Le ministre fédéral des Services aux Autochtones, Marc Miller, a critiqué mercredi le refus du gouvernement Legault d’exempter les itinérants du couvre-feu, dans la foulée du décès de Raphaël André, un Innu retrouvé mort dimanche dans une toilette chimique du centre-ville de Montréal.

Henri Ouellette-Vézina Henri Ouellette-Vézina
La Presse

« J’aurais voulu voir plus de flexibilité de la part du premier ministre du Québec. Je me range directement avec la position prise par la mairesse Plante à ce niveau », a indiqué l’élu du gouvernement Trudeau lors d’une mêlée de presse, en laissant entendre que le drame « aurait pu être évité ».

M. Miller a du même coup offert ses condoléances aux proches de Raphaël André, dont le corps gelé a été retrouvé tout près du refuge La Porte ouverte, fermé en raison d’une éclosion. Plus tôt, La Presse avait rapporté que le défunt, qui se cachait des policiers durant le couvre-feu, avait un mandat d’arrêt contre lui pour non-respect d’une promesse de comparaître le 13 novembre, après avoir été accusé de menaces.

Le ministre fédéral a appelé tous les paliers de gouvernement à traiter les plus vulnérables avec davantage d’empathie. « Si on est sans-abri, on veut se confirmer à la loi, mais une loi qui force un couvre-feu et qui force quelqu’un à prendre une décision de prendre refuge dans une toilette chimique, évidemment ça va au cœur du débat. Il faut montrer plus d’humanité selon moi », a-t-il martelé.

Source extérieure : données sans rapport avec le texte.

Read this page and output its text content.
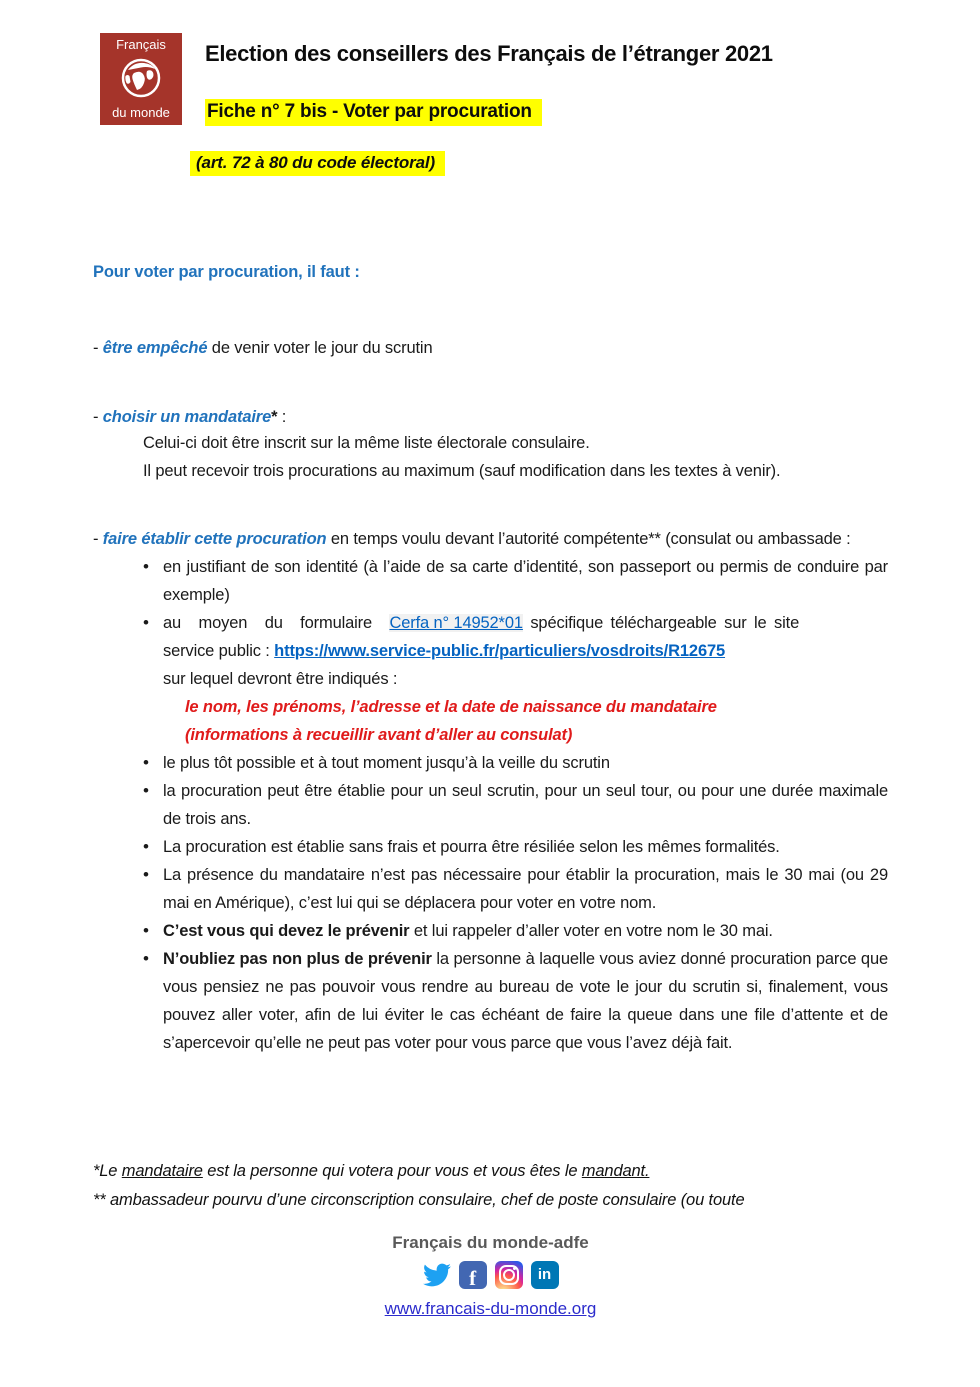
Français
du monde
Election des conseillers des Français de l’étranger 2021
Fiche n° 7 bis - Voter par procuration
(art. 72 à 80 du code électoral)
Pour voter par procuration, il faut :
- être empêché de venir voter le jour du scrutin
- choisir un mandataire* :
Celui-ci doit être inscrit sur la même liste électorale consulaire.
Il peut recevoir trois procurations au maximum (sauf modification dans les textes à venir).
- faire établir cette procuration en temps voulu devant l’autorité compétente** (consulat ou ambassade :
• en justifiant de son identité (à l’aide de sa carte d’identité, son passeport ou permis de conduire par exemple)
• au moyen du formulaire Cerfa n° 14952*01 spécifique téléchargeable sur le site
service public : https://www.service-public.fr/particuliers/vosdroits/R12675
sur lequel devront être indiqués :
le nom, les prénoms, l’adresse et la date de naissance du mandataire
(informations à recueillir avant d’aller au consulat)
• le plus tôt possible et à tout moment jusqu’à la veille du scrutin
• la procuration peut être établie pour un seul scrutin, pour un seul tour, ou pour une durée maximale de trois ans.
• La procuration est établie sans frais et pourra être résiliée selon les mêmes formalités.
• La présence du mandataire n’est pas nécessaire pour établir la procuration, mais le 30 mai (ou 29 mai en Amérique), c’est lui qui se déplacera pour voter en votre nom.
• C’est vous qui devez le prévenir et lui rappeler d’aller voter en votre nom le 30 mai.
• N’oubliez pas non plus de prévenir la personne à laquelle vous aviez donné procuration parce que vous pensiez ne pas pouvoir vous rendre au bureau de vote le jour du scrutin si, finalement, vous pouvez aller voter, afin de lui éviter le cas échéant de faire la queue dans une file d’attente et de s’apercevoir qu’elle ne peut pas voter pour vous parce que vous l’avez déjà fait.
*Le mandataire est la personne qui votera pour vous et vous êtes le mandant.
** ambassadeur pourvu d’une circonscription consulaire, chef de poste consulaire (ou toute
Français du monde-adfe
f	in
www.francais-du-monde.org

Celui qui est aussi député de la circonscription de Ville-Marie a indiqué qu’il se « demande à chaque jour si le fédéral aurait pu en faire plus » pour gérer la propagation de la COVID-19 dans les refuges pour itinérants. Il a promis de continuer à offrir des ressources et des services aux villes et aux provinces.

Je continue à réfléchir là-dessus. Il faut constater qu’il y a eu un échec de tous les paliers de gouvernements et qu’on peut faire mieux.

Marc Miller, ministre des Affaires autochtones, en parlant du cas de Raphaël André

Au Nouveau parti démocratique (NPD), le député de Rosemont-La-Petite-Patrie Alexandre Boulerice a lui aussi indiqué que les mesures sanitaires « ne font qu’exacerber la détresse que vit déjà la communauté itinérante et ne contribuent qu’à l’isoler davantage ». « En refusant d’exempter cette communauté du couvre-feu, on doit s’attendre à d’autres morts tragiques comme celle de Raphaël André. Cette communauté a des besoins particuliers et on doit adapter notre approche en conséquence », a-t-il plaidé.

Un refus qui déçoit Montréal

Mardi, le premier ministre François Legault a réitéré qu’il n’a aucunement l’intention d’exempter les itinérants. « Si on mettait dans les règlements le fait qu’un itinérant ne peut recevoir de contravention, n’importe qui pourrait dire “ moi, je suis un itinérant, donc vous n’avez pas le droit de me donner une contravention ” », a-il soutenu.

M. Legault a dit « faire confiance aux policiers » qui, selon lui, ne font pas exprès pour distribuer des amendes aux sans-abri. « Les policiers font du bon travail auprès des itinérants, laissons-les continuer à travailler », a-t-il insisté.

Peu après, mercredi matin, la mairesse de Montréal, Valérie Plante, s’est quant à elle dite déçue de la position prise par le gouvernement du Québec.

« La réponse a été “ non ” et je m’en désole. Je pense que le message qu’on doit envoyer à tout le monde, c’est de ne pas augmenter le sentiment d’insécurité chez les plus fragiles », a-t-elle dit devant le comité exécutif. « Nous allons continuer à pousser sur cette exemption et nous allons continuer à demander au Service de police de la Ville de Montréal (SPVM) de faire preuve de beaucoup de discernement avec une approche très humaine », a aussi ajouté la chef de Projet Montréal.